Cuando London se fue, Nim se quedó en silencio, pensando.

Era cierto: para la compañía hubiera sido mala publicidad que uno de sus directores y portavoz oficial se viera involucrado en un caso de robo de energía, aunque fuera inocentemente. Nim pensó que debía sentir alivio. Sin embargo, algo seguía importunándole desde hacía dos días, un zumbido en el subconsciente, la convicción de que él sabía algo importante pero que no podía recordar.

Había otra cosa. Esta vez no en el subconsciente.
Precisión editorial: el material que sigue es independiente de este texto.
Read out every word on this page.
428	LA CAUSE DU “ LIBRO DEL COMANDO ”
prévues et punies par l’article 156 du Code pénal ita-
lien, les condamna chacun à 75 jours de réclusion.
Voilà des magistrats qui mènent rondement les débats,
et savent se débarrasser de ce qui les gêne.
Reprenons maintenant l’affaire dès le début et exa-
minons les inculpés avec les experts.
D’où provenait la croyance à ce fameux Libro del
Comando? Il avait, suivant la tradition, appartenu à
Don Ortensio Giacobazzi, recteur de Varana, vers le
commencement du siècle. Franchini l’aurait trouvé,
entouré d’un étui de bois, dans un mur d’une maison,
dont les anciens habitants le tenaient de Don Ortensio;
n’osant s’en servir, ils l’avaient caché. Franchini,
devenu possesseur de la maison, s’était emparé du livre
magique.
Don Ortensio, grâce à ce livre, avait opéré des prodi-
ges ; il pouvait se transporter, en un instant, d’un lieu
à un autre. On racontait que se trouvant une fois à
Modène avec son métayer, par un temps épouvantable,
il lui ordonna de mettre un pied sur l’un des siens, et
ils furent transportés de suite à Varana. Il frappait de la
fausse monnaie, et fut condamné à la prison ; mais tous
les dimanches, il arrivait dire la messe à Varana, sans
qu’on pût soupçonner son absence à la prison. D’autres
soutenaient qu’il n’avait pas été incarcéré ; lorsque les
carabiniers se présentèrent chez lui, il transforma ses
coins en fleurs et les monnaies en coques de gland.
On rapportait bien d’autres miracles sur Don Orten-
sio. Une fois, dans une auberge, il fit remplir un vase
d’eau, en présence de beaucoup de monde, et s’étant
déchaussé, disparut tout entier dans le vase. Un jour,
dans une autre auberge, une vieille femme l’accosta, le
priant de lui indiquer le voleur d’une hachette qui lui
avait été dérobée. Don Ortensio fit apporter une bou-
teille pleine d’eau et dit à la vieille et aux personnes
¿Por qué había puesto tanto énfasis el juez Yale (como ocurrió en la conversación con Eric Humphrey, Harry London y Nim) en que nunca había oído hablar de robos de energía? Claro que era muy posible que así fuera. Es cierto que los periódicos, y ocasionalmente la televisión, los habían mencionado, pero no es de esperar que todo el mundo sepa todo lo que sale en las noticias, ni siquiera un juez del Tribunal Supremo. De todos modos, a Nim la insistencia le había parecido desusada.

Volvió a su primer pensamiento. La duda que le importunaba.

¿Qué demonios era lo que sabía? Quizá si no se esforzara tanto, le vendría a la memoria naturalmente.

Siguió trabajando en el discurso que pronunciaría para la convención del Instituto Nacional de Electricidad al cabo de cuatro días.